事を覚えていないはずだからな。記憶にないのなら、あの状態なんていう

言葉すら出てこないだろ?」

サベルが使った魔法の効果は詳しくわからんが、無駄にいろいろ分かり

すぎたのが、仇になったな。

よく分かっていない脳筋とフィルはそのままに、俺は一歩前に踏み出して

ヤツとの距離を詰める。


その途中でサベルが持っていた武器を見てみると、魔鉱石で作られた剣

だったらしい。
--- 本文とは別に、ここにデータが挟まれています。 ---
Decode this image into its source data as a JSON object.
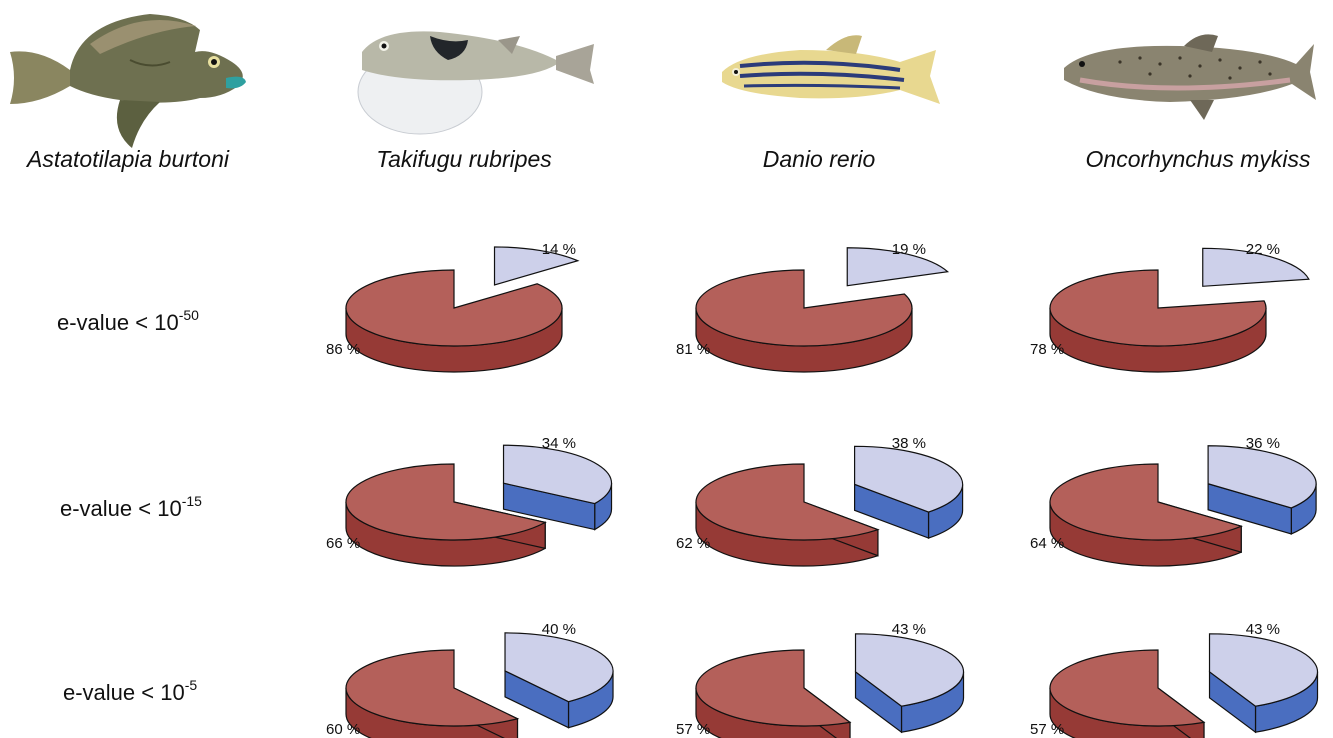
{
  "species": [
    {
      "name": "Astatotilapia burtoni",
      "icon": "cichlid-fish-icon"
    },
    {
      "name": "Takifugu rubripes",
      "icon": "pufferfish-icon"
    },
    {
      "name": "Danio rerio",
      "icon": "zebrafish-icon"
    },
    {
      "name": "Oncorhynchus mykiss",
      "icon": "rainbow-trout-icon"
    }
  ],
  "rows": [
    {
      "label_prefix": "e-value < 10",
      "label_exp": "-50"
    },
    {
      "label_prefix": "e-value < 10",
      "label_exp": "-15"
    },
    {
      "label_prefix": "e-value < 10",
      "label_exp": "-5"
    }
  ],
  "colors": {
    "major_top": "#b4605a",
    "major_side": "#963a36",
    "minor_top": "#cdd0ea",
    "minor_side": "#4a6ec0",
    "outline": "#111111"
  },
  "chart_data": [
    {
      "type": "pie",
      "row": "e-value < 10-50",
      "species": "Takifugu rubripes",
      "values": [
        86,
        14
      ],
      "labels": [
        "86 %",
        "14 %"
      ]
    },
    {
      "type": "pie",
      "row": "e-value < 10-50",
      "species": "Danio rerio",
      "values": [
        81,
        19
      ],
      "labels": [
        "81 %",
        "19 %"
      ]
    },
    {
      "type": "pie",
      "row": "e-value < 10-50",
      "species": "Oncorhynchus mykiss",
      "values": [
        78,
        22
      ],
      "labels": [
        "78 %",
        "22 %"
      ]
    },
    {
      "type": "pie",
      "row": "e-value < 10-15",
      "species": "Takifugu rubripes",
      "values": [
        66,
        34
      ],
      "labels": [
        "66 %",
        "34 %"
      ]
    },
    {
      "type": "pie",
      "row": "e-value < 10-15",
      "species": "Danio rerio",
      "values": [
        62,
        38
      ],
      "labels": [
        "62 %",
        "38 %"
      ]
    },
    {
      "type": "pie",
      "row": "e-value < 10-15",
      "species": "Oncorhynchus mykiss",
      "values": [
        64,
        36
      ],
      "labels": [
        "64 %",
        "36 %"
      ]
    },
    {
      "type": "pie",
      "row": "e-value < 10-5",
      "species": "Takifugu rubripes",
      "values": [
        60,
        40
      ],
      "labels": [
        "60 %",
        "40 %"
      ]
    },
    {
      "type": "pie",
      "row": "e-value < 10-5",
      "species": "Danio rerio",
      "values": [
        57,
        43
      ],
      "labels": [
        "57 %",
        "43 %"
      ]
    },
    {
      "type": "pie",
      "row": "e-value < 10-5",
      "species": "Oncorhynchus mykiss",
      "values": [
        57,
        43
      ],
      "labels": [
        "57 %",
        "43 %"
      ]
    }
  ]
}
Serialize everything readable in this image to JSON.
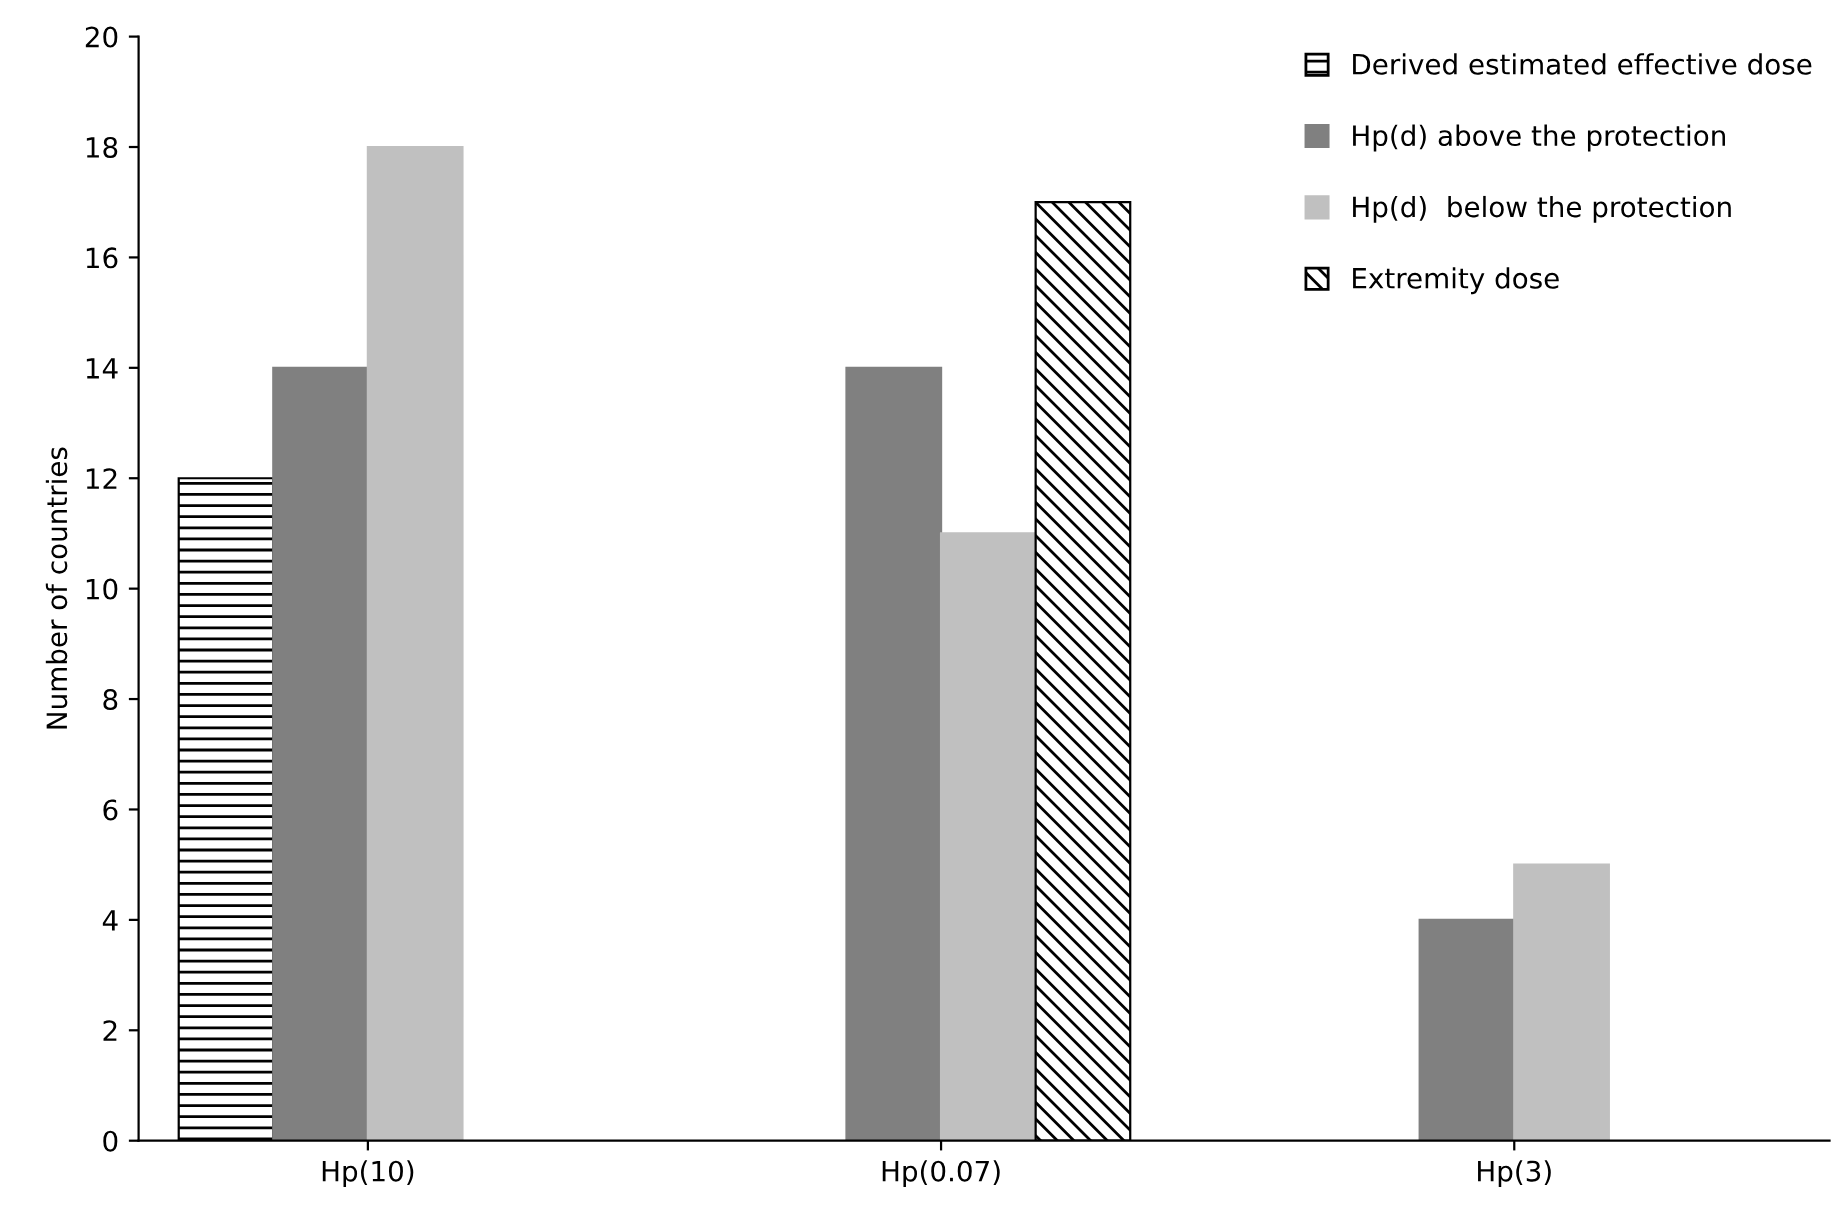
{
  "chart_data": {
    "type": "bar",
    "ylabel": "Number of countries",
    "categories": [
      "Hp(10)",
      "Hp(0.07)",
      "Hp(3)"
    ],
    "series": [
      {
        "name": "Derived estimated effective dose",
        "color": "#000000",
        "values": [
          12,
          null,
          null
        ]
      },
      {
        "name": "Hp(d) above the protection",
        "color": "#808080",
        "values": [
          14,
          14,
          4
        ]
      },
      {
        "name": "Hp(d)  below the protection",
        "color": "#c0c0c0",
        "values": [
          18,
          11,
          5
        ]
      },
      {
        "name": "Extremity dose",
        "color": "#000000",
        "values": [
          null,
          17,
          null
        ]
      }
    ],
    "ylim": [
      0,
      20
    ],
    "yticks": [
      0,
      2,
      4,
      6,
      8,
      10,
      12,
      14,
      16,
      18,
      20
    ],
    "grid": false,
    "legend": "top right"
  }
}
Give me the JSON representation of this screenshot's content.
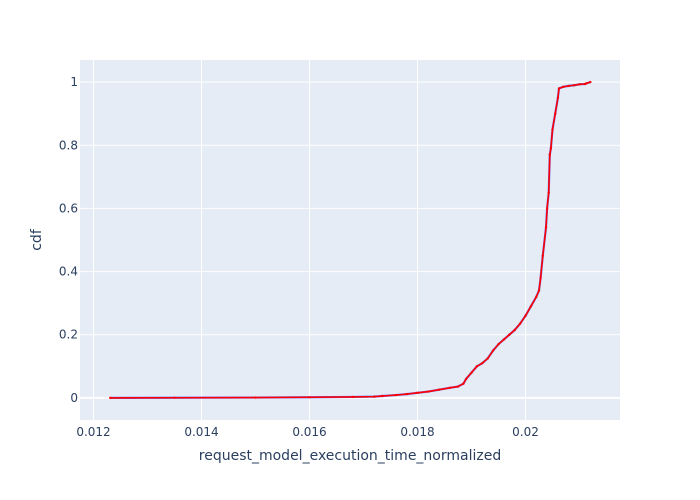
{
  "chart_data": {
    "type": "line",
    "title": "",
    "xlabel": "request_model_execution_time_normalized",
    "ylabel": "cdf",
    "xlim": [
      0.01175,
      0.02175
    ],
    "ylim": [
      -0.07,
      1.07
    ],
    "grid": true,
    "legend": "none",
    "colors": {
      "plot_bg": "#e5ecf6",
      "grid": "#ffffff",
      "line": "#ff0000",
      "marker": "#636efa",
      "text": "#2a3f5f"
    },
    "x_ticks": [
      0.012,
      0.014,
      0.016,
      0.018,
      0.02
    ],
    "x_tick_labels": [
      "0.012",
      "0.014",
      "0.016",
      "0.018",
      "0.02"
    ],
    "y_ticks": [
      0,
      0.2,
      0.4,
      0.6,
      0.8,
      1
    ],
    "y_tick_labels": [
      "0",
      "0.2",
      "0.4",
      "0.6",
      "0.8",
      "1"
    ],
    "series": [
      {
        "x": [
          0.01231,
          0.0135,
          0.015,
          0.016,
          0.0168,
          0.0172,
          0.01735,
          0.0176,
          0.0178,
          0.018,
          0.0182,
          0.0184,
          0.0186,
          0.01875,
          0.01885,
          0.0189,
          0.019,
          0.0191,
          0.0192,
          0.0193,
          0.0194,
          0.0195,
          0.0196,
          0.0197,
          0.0198,
          0.0199,
          0.02,
          0.0201,
          0.0202,
          0.02025,
          0.02028,
          0.02032,
          0.02038,
          0.0204,
          0.02043,
          0.02045,
          0.02047,
          0.0205,
          0.02055,
          0.0206,
          0.02062,
          0.0207,
          0.0208,
          0.0209,
          0.021,
          0.0211,
          0.02113,
          0.0212
        ],
        "y": [
          0.0,
          0.0005,
          0.001,
          0.002,
          0.003,
          0.004,
          0.006,
          0.009,
          0.012,
          0.016,
          0.02,
          0.026,
          0.032,
          0.036,
          0.045,
          0.06,
          0.08,
          0.1,
          0.11,
          0.125,
          0.15,
          0.17,
          0.185,
          0.2,
          0.215,
          0.235,
          0.26,
          0.29,
          0.32,
          0.34,
          0.38,
          0.45,
          0.54,
          0.6,
          0.65,
          0.77,
          0.79,
          0.85,
          0.9,
          0.95,
          0.98,
          0.985,
          0.988,
          0.99,
          0.993,
          0.994,
          0.996,
          1.0
        ]
      }
    ]
  }
}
人のステータスは真似できるが、無機物は見た目や効果を

同じように誤魔化すだけで、実際には別々の物みたいだな。

でなければ、あれだけの硬度を誇る剣が、質量の差があるとはいっても

簡単に折れるとは思わない。


「くっ……!」

焦って飛び上がり、逃げようとするサベルに近付き、一閃のもとに斬り捨て、

上半身と下半身が別々に崩れ落ちる。

イラつくヤツではあったが、過去であろう夢を見た事と、サベルの仲間に

頼まれたからな。苦しまない様に、一瞬で終わらせた。

……はずだった。


「あぁ……痛い、痛い、痛い……エーディ、どこ?エーディ……」

別れたはずの上半身がうわ言のように、一度だけ見たエーディの名前を

呟く。そして傷口から見える肉や血が蠢き出し、形を成していく。

「な、何コレ……?」

「……どうなってるんですか?」

そこには、脈打つ血管や肥大した筋肉が露出し、体の大きさが二倍ほどに

なったサベルの姿が作り出されていた。


「エェェェディィィィィィィィィィィィ!!」

咆哮を上げると、空気が歪んだような感覚に陥る。俺はステータスを確認

したが、予想外の結果が出た。


アンノウン Lv?

HP:?  MP:?  ATK:?  DEF:?

INT:?  MGR:?  DEX:?  LUC:?

スキル


一切、確認できない!?どうなっている!?

動揺した俺に襲い掛かってくるサベル。やってくるのは単純な殴る蹴るの

攻撃だけだが、その一撃一撃がとてつもなく速く、重い。が、

「やり合えない程じゃ……ない!」

攻撃をすべて剣で受け止め、隙を見て腹に蹴りをぶち込む。

「ギャッ!」

悲鳴を上げつつ後ろに吹き飛んだサベルの足が地面に着く前に、後ろから

脳筋とフィルが構えていた武器を振るう。


「はぁっ!」

「せ~のっと!」

二人の攻撃に、ピンボールのように俺のところに戻ってきたサベルに

俺は渾身の力を込めて幾度も斬りつける。


「おおおおおおおおぉぉぉぉぉぉぉぉぉぉ!」

防御こそしていたものの、それを上回る速度で走った剣筋は、アイツを

二十ほどに解体し、べちゃりと嫌な音を立てて、再び地面に落ちる。

そのパーツからは黒い煙が出て、消滅していっている。


「エーディ、一人は寂しいよ……傍にいてよ……助けて、エーディ……」

先ほどと同じように呟いていたサベルだったが、時間が経つたびに煙と

なっていき、ついに欠片一つ残らず空へと帰っていった。